Binay: My wealth acquired legally; I’ve other businesses

Jejomar Binay

Vice President Jejomar Binay. INQUIRER FILE PHOTO

Vice President Jejomar Binay on Thursday slammed the Anti-Money Laundering Council (AMLC) for making it appear that he had hidden wealth and said its report was part of an attempt to derail his bid for the presidency next year.

In a statement, Binay said only five bank accounts in the freeze order were under his name and that the money there were “acquired legally.”

“They are not hidden wealth. AMLC is really wrong,” said Binay, who was in San Jose, Occidental Mindoro province, to visit a housing program there.

Binay denied AMLC’s claim that his only source of funds came from his government salary and this did not match the amounts in his bank accounts.

“My accounts include income and savings before I joined the government. We also have businesses that are already decades old,” he said, adding that they paid taxes.

He said the AMLC was wrong again when it considered legal campaign contributions that had been reported to the Commission on Elections and included in his bank accounts as ill-gotten.

“AMLC even included the bank accounts that have already been closed. AMLC is definitely wrong,” the Vice President said.

To all of these, Binay said that it was not only in the Senate but also in the AMLC that one could find “fiction writers and manghuhula (fortune tellers).”

On Monday, the Court of Appeals (CA) granted an ex parte petition by the AMLC to freeze for six months 242 bank accounts and other assets of Binay, his wife Elenita, his son Makati Mayor Jejomar Erwin “Junjun” Binay Jr., and his alleged dummies. The court said there was “probable cause to believe” that the assets were related to “unlawful activities.”

Part of conspiracy

Binay also said his detractors, by leaking the AMLC report, were willing to violate the law in order to destroy him.

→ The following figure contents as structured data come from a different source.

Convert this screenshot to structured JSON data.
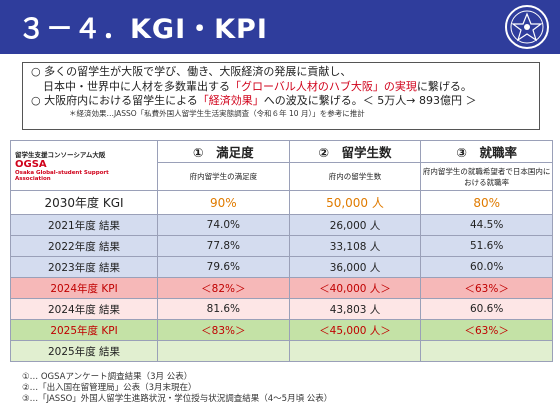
{
  "header": {
    "title": "３－４．KGI・KPI"
  },
  "intro": {
    "line1_bullet": "○",
    "line1_a": "多くの留学生が大阪で学び、働き、大阪経済の発展に貢献し、",
    "line1_b_pre": "日本中・世界中に人材を多数輩出する",
    "line1_b_red": "「グローバル人材のハブ大阪」の実現",
    "line1_b_post": "に繋げる。",
    "line2_bullet": "○",
    "line2_pre": "大阪府内における留学生による",
    "line2_red": "「経済効果」",
    "line2_post": "への波及に繋げる。＜ 5万人→ 893億円 ＞",
    "note": "＊経済効果…JASSO「私費外国人留学生生活実態調査（令和６年 10 月）」を参考に推計"
  },
  "table": {
    "ogsa_top": "留学生支援コンソーシアム大阪",
    "ogsa_name": "OGSA",
    "ogsa_en1": "Osaka Global-student Support",
    "ogsa_en2": "Association",
    "headers": [
      "①　満足度",
      "②　留学生数",
      "③　就職率"
    ],
    "subheaders": [
      "府内留学生の満足度",
      "府内の留学生数",
      "府内留学生の就職希望者で日本国内における就職率"
    ],
    "rows": [
      {
        "label": "2030年度 KGI",
        "values": [
          "90%",
          "50,000 人",
          "80%"
        ]
      },
      {
        "label": "2021年度 結果",
        "values": [
          "74.0%",
          "26,000 人",
          "44.5%"
        ]
      },
      {
        "label": "2022年度 結果",
        "values": [
          "77.8%",
          "33,108 人",
          "51.6%"
        ]
      },
      {
        "label": "2023年度 結果",
        "values": [
          "79.6%",
          "36,000 人",
          "60.0%"
        ]
      },
      {
        "label": "2024年度 KPI",
        "values": [
          "＜82%＞",
          "＜40,000 人＞",
          "＜63%＞"
        ]
      },
      {
        "label": "2024年度 結果",
        "values": [
          "81.6%",
          "43,803 人",
          "60.6%"
        ]
      },
      {
        "label": "2025年度 KPI",
        "values": [
          "＜83%＞",
          "＜45,000 人＞",
          "＜63%＞"
        ]
      },
      {
        "label": "2025年度 結果",
        "values": [
          "",
          "",
          ""
        ]
      }
    ]
  },
  "footer": [
    "①… OGSAアンケート調査結果（3月 公表）",
    "②…「出入国在留管理局」公表（3月末現在）",
    "③…「JASSO」外国人留学生進路状況・学位授与状況調査結果（4～5月頃 公表）"
  ],
  "colors": {
    "header_bg": "#2f3d9c",
    "accent_red": "#d0021b",
    "kgi_orange": "#e07b00"
  }
}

Echoing his lawyers, he said that the law bars the release of the AMLC report because it was “one-sided” and did not include his response to the findings.

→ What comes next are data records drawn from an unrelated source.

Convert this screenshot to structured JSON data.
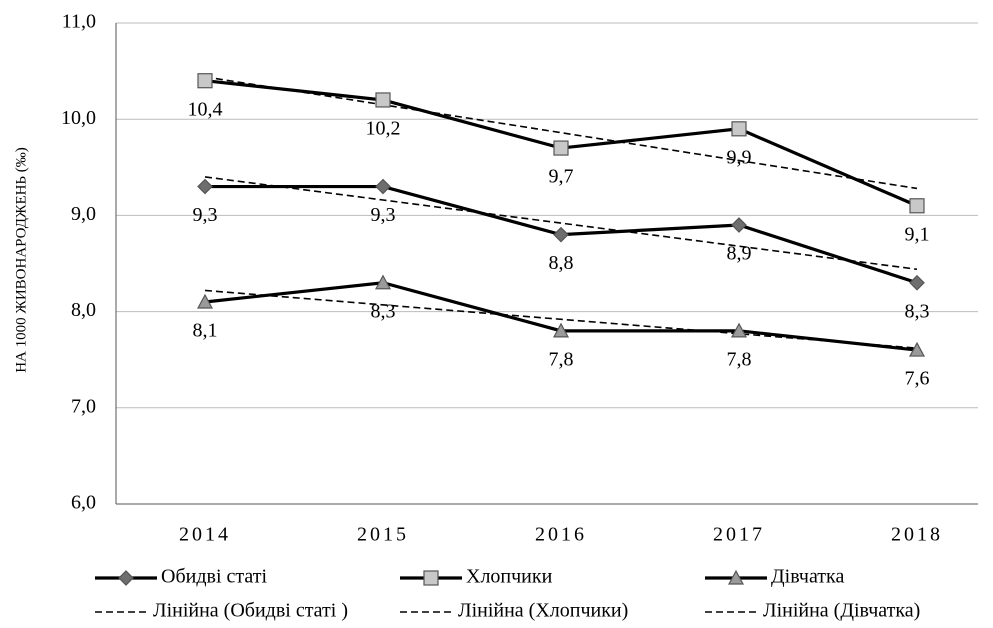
{
  "chart_data": {
    "type": "line",
    "ylabel": "НА 1000 ЖИВОНАРОДЖЕНЬ (‰)",
    "categories": [
      "2014",
      "2015",
      "2016",
      "2017",
      "2018"
    ],
    "ylim": [
      6,
      11
    ],
    "yticks": [
      {
        "value": 6,
        "label": "6,0"
      },
      {
        "value": 7,
        "label": "7,0"
      },
      {
        "value": 8,
        "label": "8,0"
      },
      {
        "value": 9,
        "label": "9,0"
      },
      {
        "value": 10,
        "label": "10,0"
      },
      {
        "value": 11,
        "label": "11,0"
      }
    ],
    "grid": true,
    "trendline": "linear",
    "series": [
      {
        "name": "Обидві статі",
        "trend_name": "Лінійна (Обидві статі )",
        "color": "#000000",
        "marker": "diamond",
        "marker_fill": "#6e6e6e",
        "values": [
          9.3,
          9.3,
          8.8,
          8.9,
          8.3
        ],
        "value_labels": [
          "9,3",
          "9,3",
          "8,8",
          "8,9",
          "8,3"
        ]
      },
      {
        "name": "Хлопчики",
        "trend_name": "Лінійна (Хлопчики)",
        "color": "#000000",
        "marker": "square",
        "marker_fill": "#c8c8c8",
        "values": [
          10.4,
          10.2,
          9.7,
          9.9,
          9.1
        ],
        "value_labels": [
          "10,4",
          "10,2",
          "9,7",
          "9,9",
          "9,1"
        ]
      },
      {
        "name": "Дівчатка",
        "trend_name": "Лінійна (Дівчатка)",
        "color": "#000000",
        "marker": "triangle",
        "marker_fill": "#9a9a9a",
        "values": [
          8.1,
          8.3,
          7.8,
          7.8,
          7.6
        ],
        "value_labels": [
          "8,1",
          "8,3",
          "7,8",
          "7,8",
          "7,6"
        ]
      }
    ]
  }
}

“The release of the AMLC report is truly a part of the conspiracy to destroy me because of the 2016 elections,” Binay said.

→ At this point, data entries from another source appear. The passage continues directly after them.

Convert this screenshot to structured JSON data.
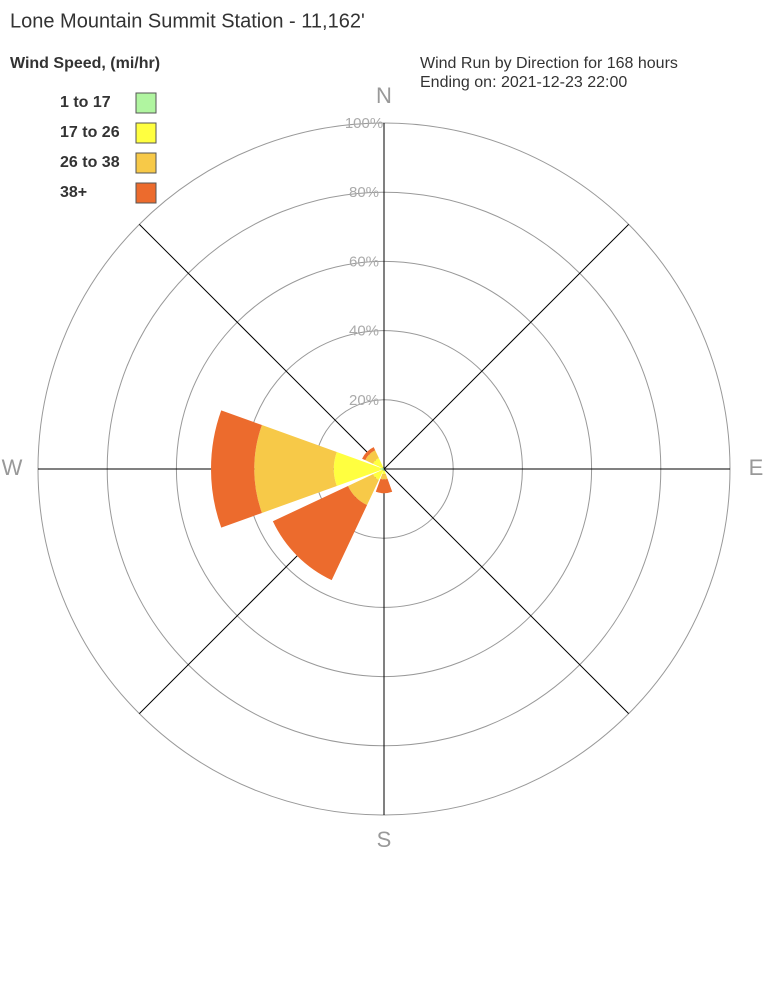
{
  "chart_data": {
    "type": "windrose",
    "title": "Lone Mountain Summit Station - 11,162'",
    "legend_title": "Wind Speed, (mi/hr)",
    "subtitle": [
      "Wind Run by Direction for 168 hours",
      "Ending on: 2021-12-23 22:00"
    ],
    "categories": [
      "N",
      null,
      "E",
      null,
      "S",
      null,
      "W",
      null
    ],
    "series": [
      {
        "name": "1 to 17",
        "color": "#b0f5a0",
        "values": [
          0,
          0,
          0,
          0,
          0.5,
          0.5,
          1,
          0.5
        ]
      },
      {
        "name": "17 to 26",
        "color": "#ffff40",
        "values": [
          0,
          0,
          0,
          0,
          1,
          3,
          13.5,
          3
        ]
      },
      {
        "name": "26 to 38",
        "color": "#f7c948",
        "values": [
          0,
          0,
          0,
          0,
          1.5,
          8,
          23,
          2.5
        ]
      },
      {
        "name": "38+",
        "color": "#ec6b2d",
        "values": [
          0,
          0,
          0,
          0,
          4,
          24,
          12.5,
          1
        ]
      }
    ],
    "rlim": [
      0,
      100
    ],
    "rticks": [
      {
        "value": 20,
        "label": "20%"
      },
      {
        "value": 40,
        "label": "40%"
      },
      {
        "value": 60,
        "label": "60%"
      },
      {
        "value": 80,
        "label": "80%"
      },
      {
        "value": 100,
        "label": "100%"
      }
    ]
  }
}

Binay’s popularity rating has dropped sharply since the Senate blue ribbon subcommittee began hearings on allegations the Makati City Hall Building II constructed while he was mayor was overpriced. He has denied wrongdoing.

The Binay camp has threatened “to prosecute to the fullest extent of the law” any party that published the AMLC report and the court’s freeze order.

Media not liable

Legal experts on Thursday said the AMLC, not the media, could be held liable for violations of the bank confidentiality and nondisclosure rules.

“The provision on confidentiality applies to AMLC persons so they will not leak the information to account holders before freezing,” University of the Philippines College of Law dean Pacifico Agabin told reporters.

He said keeping AMLC reports confidential was important to avoid any leakage.

Fr. Ranhilio Aquino, dean of the San Beda College Graduate School of Law, agreed: “There is confidentiality in respect to the report of the covered institutions. On the part of the AMLC, the confidentiality is in relation to judicial and prosecutorial processes.”

“If the Binay camp files a case and it is allowed to prosper, this will go to the Supreme Court and will be a leading case on freedom of the press. My view: Public interest prevails here and freedom of the press against prior restraint will prevail,” Antonio La Vina, dean of the Ateneo School of Governance, said on his Facebook account.

Case for prior restraint

The Anti-Money Laundering Act, Aquino said on his Facebook account, provided secrecy on the issuance of freeze order by the court on AMLC petition.

“The freeze order is meant to prevent the suspected person from dissipating the assets—selling, transferring, alienating or concealing them. This is the reason for the confidentiality requirements in the law. Banks, stock brokers and investment houses are characterized by the law as ‘covered institutions’—which means that it is these that are obligated to report to the AMLC,” he said.

“If the covered institutions precipitously disclose the report, the persons who are really engaged in the crime of money laundering will be forewarned, and the purpose of the law frustrated, which is why the law forbids any disclosure of the report, and any communication to and by the media,” he added.

Aquino, however, admitted that under the amended Anti-Money Laundering Act, there was no requirement that the issuance of a freeze order by the CA was covered by secrecy or confidentiality.

“While the latest version prohibits the disclosure of ‘any other information in relation thereto,’ it is quite clear that the prohibition applies to ‘covered institutions,’ their officers and employees, and the all-encompassing ‘any other information’ refers to information in respect to the report of the covered or suspicious transaction,” he said.